Re: kernel crashes and portupgrade

From: Terry Lambert <tlambert2_at_mindspring.com> Date: Wed, 30 Apr 2003 19:09:46 -0700 · This archive was generated by hypermail 2.4.0 : Wed May 19 2021 - 11:37:05 UTC

Lars Eggert wrote:
> On 4/30/2003 4:28 PM, Terry Lambert wrote:
> > If you are panic'ing, and it's repeatable, then you should
> > minimally post:
> 
> Done already:
> 
>         Message-ID: <3EAC5950.7040306_at_isi.edu>
>         Date: Sun, 27 Apr 2003 15:27:28 -0700
>         From: Lars Eggert <larse_at_ISI.EDU>
>         Subject: Re: Kernel panic during portupdrade [ffs_blkfree:
>                  freeing free block]
> 
> (Panic message was in an earlier post to the same thread.)

FWIW, Message-ID does me no good; it's not a searchable field
for me.  If you are going to give me anything other than a URL
for the message in the mailing list archive, ou probably want
to give me (in order of importance):

1)	The mailing list it was sent to
2)	The date
3)	The sender
4)	The subject

--

That's yours, not Kent's.  It's pretty obvious from looking at
your message and the code what's happening there: you are trying
to free a frag of a block whose bit is not set in the cylinder
group bitmap.  To fix it, you have to ask yourself how it's even
possibe to get that situation in the first place.

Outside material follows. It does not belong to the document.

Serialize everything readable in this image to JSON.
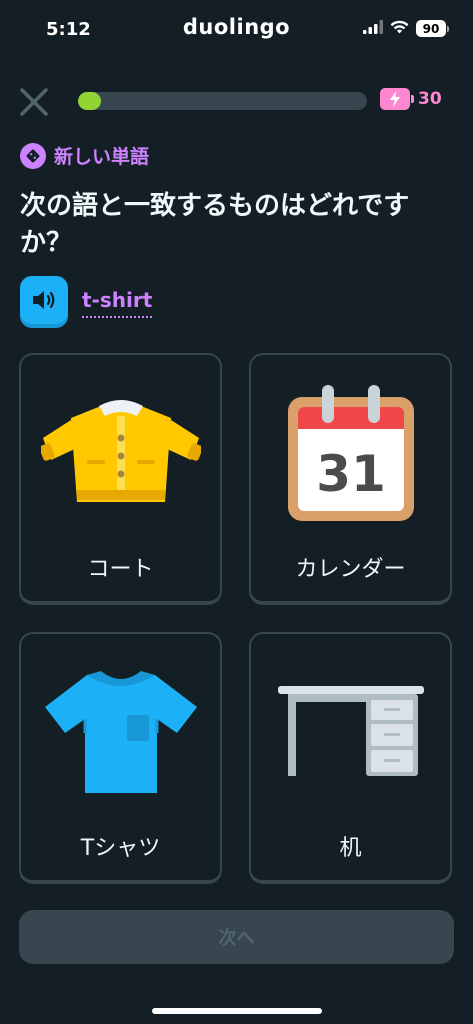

Theoretically, this is not permitted to happen, because the CG
bitmap is supposed to be written out last.  Practically, there
are several ways to cause this in -current; any one of them
could be your culprit (e.g. you are running with the sched_sync()
patches for fsync that were posted, or you crashed and used a BG
fsck instead of a full fsck, and trusted it to do the right thing,
etc.).  Let's assume that none of those are true at this point,
and that you can repeat the problem after doing a full fsck on
the FS in question from sngle user mode, and rebooting.

So...

The first question we need to answer is why sched_sync is your
callout in fork_exit(); seems pretty daft to me.  I would think
this was indicative of stack corruption... or, it's indicative
of something being allowed to run tat shouldn't run while a
cleanup is in pogress, but not yet committed to the soft updates
list (meaning the CG bit should have been set, but wasn't).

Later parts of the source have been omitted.